### 19. Training and Deploying TensorFlow Models at Scale

Time to put models where they belong, in production! This could be as simple as running the model on a batch of data and perhaps writing a script that runs this model every night. But often it is not. 

Usually we may want something that we can deploy on live data, update and scale as it grows. 

### Serving a TensorFlow Model

As the infra grows, it may be preferable to wrap our model in a small service whose sole role is to make predictions and have the rest of the infrastructure query it (e.g. through a REST API). This decouples your model from the rest of the infrastructure, making it possible to easily switch model versions or scale the service up as needed.

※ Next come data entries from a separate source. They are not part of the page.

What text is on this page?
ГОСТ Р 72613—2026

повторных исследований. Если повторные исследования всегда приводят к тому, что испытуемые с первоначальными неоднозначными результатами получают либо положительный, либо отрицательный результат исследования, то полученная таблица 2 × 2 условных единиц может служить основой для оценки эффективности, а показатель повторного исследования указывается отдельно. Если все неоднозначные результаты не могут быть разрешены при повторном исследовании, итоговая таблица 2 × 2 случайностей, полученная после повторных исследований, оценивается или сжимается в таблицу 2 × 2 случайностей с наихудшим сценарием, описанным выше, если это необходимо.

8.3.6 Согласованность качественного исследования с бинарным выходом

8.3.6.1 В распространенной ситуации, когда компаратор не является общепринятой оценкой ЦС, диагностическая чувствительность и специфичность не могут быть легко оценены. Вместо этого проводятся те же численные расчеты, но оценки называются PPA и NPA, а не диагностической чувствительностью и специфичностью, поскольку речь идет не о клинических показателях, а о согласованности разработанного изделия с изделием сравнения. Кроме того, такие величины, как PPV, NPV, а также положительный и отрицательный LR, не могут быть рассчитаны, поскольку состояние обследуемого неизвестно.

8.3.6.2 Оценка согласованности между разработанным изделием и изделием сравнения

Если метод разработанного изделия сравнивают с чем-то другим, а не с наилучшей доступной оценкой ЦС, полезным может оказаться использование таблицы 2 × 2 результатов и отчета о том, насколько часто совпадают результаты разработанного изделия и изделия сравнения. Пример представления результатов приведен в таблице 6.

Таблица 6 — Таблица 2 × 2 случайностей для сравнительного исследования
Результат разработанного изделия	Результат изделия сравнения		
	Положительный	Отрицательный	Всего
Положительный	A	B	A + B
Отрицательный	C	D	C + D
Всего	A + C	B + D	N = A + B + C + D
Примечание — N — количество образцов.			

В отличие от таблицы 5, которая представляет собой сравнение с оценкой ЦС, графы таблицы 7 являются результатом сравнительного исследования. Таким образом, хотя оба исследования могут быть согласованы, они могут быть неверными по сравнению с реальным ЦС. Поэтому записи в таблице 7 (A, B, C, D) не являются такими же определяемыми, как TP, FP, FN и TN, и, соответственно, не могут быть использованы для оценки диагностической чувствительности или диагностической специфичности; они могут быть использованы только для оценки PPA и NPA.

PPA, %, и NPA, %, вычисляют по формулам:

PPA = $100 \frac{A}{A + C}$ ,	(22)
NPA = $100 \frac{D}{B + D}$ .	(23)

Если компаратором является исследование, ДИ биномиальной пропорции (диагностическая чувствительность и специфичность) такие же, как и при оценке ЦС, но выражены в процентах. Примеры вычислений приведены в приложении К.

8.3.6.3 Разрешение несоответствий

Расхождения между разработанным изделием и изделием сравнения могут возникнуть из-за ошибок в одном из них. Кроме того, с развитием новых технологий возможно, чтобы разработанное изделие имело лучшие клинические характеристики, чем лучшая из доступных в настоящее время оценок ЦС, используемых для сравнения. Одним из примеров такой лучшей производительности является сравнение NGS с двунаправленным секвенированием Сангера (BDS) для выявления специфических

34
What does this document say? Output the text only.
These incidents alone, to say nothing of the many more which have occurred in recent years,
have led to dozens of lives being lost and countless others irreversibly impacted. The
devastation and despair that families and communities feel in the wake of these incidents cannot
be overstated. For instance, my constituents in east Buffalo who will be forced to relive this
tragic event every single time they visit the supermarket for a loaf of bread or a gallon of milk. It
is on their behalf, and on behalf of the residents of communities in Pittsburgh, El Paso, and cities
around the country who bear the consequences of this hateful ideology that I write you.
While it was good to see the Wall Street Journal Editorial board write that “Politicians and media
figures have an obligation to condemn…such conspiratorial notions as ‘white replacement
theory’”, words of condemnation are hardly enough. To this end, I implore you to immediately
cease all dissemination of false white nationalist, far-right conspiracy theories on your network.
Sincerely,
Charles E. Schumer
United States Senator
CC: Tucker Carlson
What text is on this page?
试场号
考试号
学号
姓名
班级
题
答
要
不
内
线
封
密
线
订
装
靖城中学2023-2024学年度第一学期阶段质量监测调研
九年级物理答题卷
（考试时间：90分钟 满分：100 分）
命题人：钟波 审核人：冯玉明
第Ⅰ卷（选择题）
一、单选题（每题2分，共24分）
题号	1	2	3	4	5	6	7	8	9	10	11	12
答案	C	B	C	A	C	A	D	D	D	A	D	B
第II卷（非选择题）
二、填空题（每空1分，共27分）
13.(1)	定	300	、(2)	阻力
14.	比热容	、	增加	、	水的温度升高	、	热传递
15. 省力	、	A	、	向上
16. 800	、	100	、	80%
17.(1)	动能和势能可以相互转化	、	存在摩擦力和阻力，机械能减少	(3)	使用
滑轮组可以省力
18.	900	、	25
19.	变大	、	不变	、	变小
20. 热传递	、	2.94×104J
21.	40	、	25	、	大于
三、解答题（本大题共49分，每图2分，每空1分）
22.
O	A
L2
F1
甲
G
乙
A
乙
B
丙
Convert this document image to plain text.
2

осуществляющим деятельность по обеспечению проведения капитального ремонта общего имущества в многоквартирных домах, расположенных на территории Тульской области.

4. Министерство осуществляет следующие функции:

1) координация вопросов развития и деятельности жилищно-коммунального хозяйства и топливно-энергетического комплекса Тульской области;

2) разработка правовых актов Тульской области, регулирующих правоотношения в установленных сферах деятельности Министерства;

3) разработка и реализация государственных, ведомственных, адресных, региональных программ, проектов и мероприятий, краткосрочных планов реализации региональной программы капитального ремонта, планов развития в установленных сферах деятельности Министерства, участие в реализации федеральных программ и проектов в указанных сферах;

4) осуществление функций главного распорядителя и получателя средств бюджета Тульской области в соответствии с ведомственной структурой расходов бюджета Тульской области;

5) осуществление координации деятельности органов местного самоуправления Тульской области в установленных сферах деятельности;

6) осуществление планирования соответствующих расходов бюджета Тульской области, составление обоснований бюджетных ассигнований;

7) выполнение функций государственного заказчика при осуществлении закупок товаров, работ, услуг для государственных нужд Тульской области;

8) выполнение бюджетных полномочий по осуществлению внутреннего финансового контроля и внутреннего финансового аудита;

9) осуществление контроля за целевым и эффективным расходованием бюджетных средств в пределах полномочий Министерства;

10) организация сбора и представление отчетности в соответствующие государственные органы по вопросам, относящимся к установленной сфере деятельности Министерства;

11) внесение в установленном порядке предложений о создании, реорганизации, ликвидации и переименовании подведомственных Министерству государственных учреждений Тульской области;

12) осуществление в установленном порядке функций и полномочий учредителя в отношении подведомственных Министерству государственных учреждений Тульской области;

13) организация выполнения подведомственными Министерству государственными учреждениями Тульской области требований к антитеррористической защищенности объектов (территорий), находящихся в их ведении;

#### Using TensorFlow Serving

Let’s suppose we have trained an MNIST model using `tf.keras`, and you want to deploy it to TF Serving. The first thing we have to do is export this model to TensorFlow’s `SavedModel` format. 

In [1]:
import tensorflow as tf
from tensorflow import keras
import numpy as np

(X_train_full, y_train_full), (X_test, y_test) = keras.datasets.mnist.load_data()
X_train_full = X_train_full[..., np.newaxis].astype(np.float32) / 255.
X_test = X_test[..., np.newaxis].astype(np.float32) / 255.
X_valid, X_train = X_train_full[:5000], X_train_full[5000:]
y_valid, y_train = y_train_full[:5000], y_train_full[5000:]
X_new = X_test[:3]

In [2]:
np.random.seed(42)
tf.random.set_seed(42)

model = keras.models.Sequential([
    keras.layers.Flatten(input_shape=[28, 28, 1]),
    keras.layers.Dense(100, activation="relu"),
    keras.layers.Dense(10, activation="softmax")
])
model.compile(loss="sparse_categorical_crossentropy",
              optimizer=keras.optimizers.SGD(lr=1e-2),
              metrics=["accuracy"])
model.fit(X_train, y_train, epochs=10, validation_data=(X_valid, y_valid))

Epoch 1/10
Epoch 2/10
Epoch 3/10
Epoch 4/10
Epoch 5/10
Epoch 6/10
Epoch 7/10
Epoch 8/10
Epoch 9/10
Epoch 10/10


<tensorflow.python.keras.callbacks.History at 0x24ca0a04b88>

In [3]:
import os

model_version = "0001"
model_name = "my_mnist_model"
model_path = os.path.join(model_name, model_version)
tf.saved_model.save(model, model_path)

Instructions for updating:
If using Keras pass *_constraint arguments to layers.
INFO:tensorflow:Assets written to: my_mnist_model\0001\assets


**Note**: Since a SavedModel saves the computation graph, it can only be used with models that are based exclusively on TensorFlow operations.

### Deploying a Model to a Mobile or Embedded Device

For these use cases, use TFLite. To reduce the model size, TFLite’s model converter can take a SavedModel and compress it to a much lighter format based on FlatBuffers.